Cutuquei seu focinho com um dedo e ele piscou, incomodado.

— Eu vou falar, então. Eu vou falar que eu gosto muito de ter te encontrado. Eu estava me sentindo bem sozinho antes de você aparecer... e acho que você também devia estar, não é mesmo?

Seoltangie miou em resposta, e acreditei que aquilo era um "sim".

— É claro que eu tenho os meus amigos, mas isso é diferente. Jiwoo não está mais aqui e eu nunca arranjaria um namorado pra me fazer companhia quando o dia acaba. Então eu acho que sobrou tudo pra você, não é mesmo? Acho bom você se acostumar a ser abraçado com força de vez em quando, pois é assim que vai ser aqui em casa se você realmente for morar aqui.

Seus olhos se fecharam e Seoltangie começou a ronronar.

Não era como se ele reagisse mal a ser abraçado, de forma alguma. Eu só ficava um pouco receoso de fazer algo que o desagradasse, já que ele era um gato tão pacífico, que nunca reclamava de coisa alguma...

Conforme os dias iam passando, Seoltangie ia ficando cada vez mais acostumado com nossa rotina de segredos e esconderijos, e muitas vezes parecia até entender exatamente o que eu falava. Ele usava as noites para passear pelos telhados apenas até onde eu poderia vê-lo, e voltava logo em seguida para jantar.

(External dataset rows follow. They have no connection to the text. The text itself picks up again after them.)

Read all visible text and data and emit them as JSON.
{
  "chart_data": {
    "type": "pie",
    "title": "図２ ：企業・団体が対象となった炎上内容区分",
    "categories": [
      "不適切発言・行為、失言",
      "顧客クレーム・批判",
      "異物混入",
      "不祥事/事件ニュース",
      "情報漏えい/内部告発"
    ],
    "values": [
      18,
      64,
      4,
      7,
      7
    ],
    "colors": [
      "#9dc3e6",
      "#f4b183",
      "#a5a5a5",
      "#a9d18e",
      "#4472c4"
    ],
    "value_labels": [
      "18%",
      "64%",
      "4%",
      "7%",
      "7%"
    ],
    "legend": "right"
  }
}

Quanto a meus pais... era quase a hora de revelar tudo. Minha mãe logo já estava ativamente em busca de um bichinho para mim, e meu pai... bem, ele teria que se acostumar com a presença de Seoltangie uma hora ou outra. Na verdade eu estava bem tranquilo pois quando ele percebesse quão inteligente e independente Seoltangie era, ele nem se importaria com sua presença em casa.

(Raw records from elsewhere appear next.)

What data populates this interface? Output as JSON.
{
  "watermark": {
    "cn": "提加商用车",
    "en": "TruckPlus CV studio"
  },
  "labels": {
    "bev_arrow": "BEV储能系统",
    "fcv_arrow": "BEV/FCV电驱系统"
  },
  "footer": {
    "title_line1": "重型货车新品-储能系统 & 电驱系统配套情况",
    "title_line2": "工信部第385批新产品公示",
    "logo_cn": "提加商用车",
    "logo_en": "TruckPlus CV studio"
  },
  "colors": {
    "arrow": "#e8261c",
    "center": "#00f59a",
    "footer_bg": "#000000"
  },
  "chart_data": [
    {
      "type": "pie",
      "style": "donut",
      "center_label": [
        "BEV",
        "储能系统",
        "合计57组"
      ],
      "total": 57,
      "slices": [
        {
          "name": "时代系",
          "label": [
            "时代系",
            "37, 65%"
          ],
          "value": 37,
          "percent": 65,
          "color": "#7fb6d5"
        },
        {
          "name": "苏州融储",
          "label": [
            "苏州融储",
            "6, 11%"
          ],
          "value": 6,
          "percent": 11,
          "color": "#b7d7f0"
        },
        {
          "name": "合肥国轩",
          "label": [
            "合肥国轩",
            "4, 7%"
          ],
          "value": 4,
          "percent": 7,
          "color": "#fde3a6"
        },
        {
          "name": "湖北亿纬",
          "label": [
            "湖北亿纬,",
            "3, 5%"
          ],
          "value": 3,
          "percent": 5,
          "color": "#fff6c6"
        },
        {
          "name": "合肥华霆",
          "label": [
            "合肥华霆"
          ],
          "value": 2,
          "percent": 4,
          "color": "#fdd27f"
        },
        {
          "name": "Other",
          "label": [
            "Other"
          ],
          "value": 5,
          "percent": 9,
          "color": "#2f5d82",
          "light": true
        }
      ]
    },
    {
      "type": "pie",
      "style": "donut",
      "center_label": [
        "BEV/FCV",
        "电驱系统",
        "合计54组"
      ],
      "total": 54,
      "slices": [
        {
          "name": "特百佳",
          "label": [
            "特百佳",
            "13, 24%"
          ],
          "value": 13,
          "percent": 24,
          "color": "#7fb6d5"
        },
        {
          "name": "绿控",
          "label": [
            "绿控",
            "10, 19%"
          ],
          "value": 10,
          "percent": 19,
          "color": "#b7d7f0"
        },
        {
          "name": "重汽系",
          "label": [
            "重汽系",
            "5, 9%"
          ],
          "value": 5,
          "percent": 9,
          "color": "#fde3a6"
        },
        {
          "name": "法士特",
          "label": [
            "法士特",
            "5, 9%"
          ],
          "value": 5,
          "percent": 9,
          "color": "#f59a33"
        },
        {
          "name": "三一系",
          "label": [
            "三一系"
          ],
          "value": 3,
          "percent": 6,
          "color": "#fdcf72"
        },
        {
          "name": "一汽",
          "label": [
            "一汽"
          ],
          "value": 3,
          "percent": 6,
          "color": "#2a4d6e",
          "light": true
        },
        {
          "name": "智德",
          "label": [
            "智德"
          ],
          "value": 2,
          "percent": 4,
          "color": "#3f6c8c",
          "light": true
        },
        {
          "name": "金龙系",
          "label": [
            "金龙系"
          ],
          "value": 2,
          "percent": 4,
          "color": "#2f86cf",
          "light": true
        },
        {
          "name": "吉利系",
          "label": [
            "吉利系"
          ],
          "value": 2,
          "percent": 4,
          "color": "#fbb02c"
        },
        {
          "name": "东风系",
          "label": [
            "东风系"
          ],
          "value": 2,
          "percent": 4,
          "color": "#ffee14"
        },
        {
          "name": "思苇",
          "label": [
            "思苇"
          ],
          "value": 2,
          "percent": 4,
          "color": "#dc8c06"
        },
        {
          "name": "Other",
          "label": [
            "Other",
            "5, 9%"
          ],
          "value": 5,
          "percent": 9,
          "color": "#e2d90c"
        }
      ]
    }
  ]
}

Enquanto essa hora não chegava, eu precisava ter certeza de que Seoltangie estava sendo bem cuidado, alimentado, e tratado com muito amor. Mesmo que ele fosse apenas um animal, eu sabia que palavras tinham seu valor. Então todos os dias, antes de pedir que ele ficasse bem quietinho dentro do mesmo lugar por tantas horas, eu segurava seu rostinho peludo para dizer a ele o quão amado ele era, mesmo dentro daquele espaço limitado que era o meu quarto e, logo logo, em todos os espaços que ele pudesse ficar por toda a casa.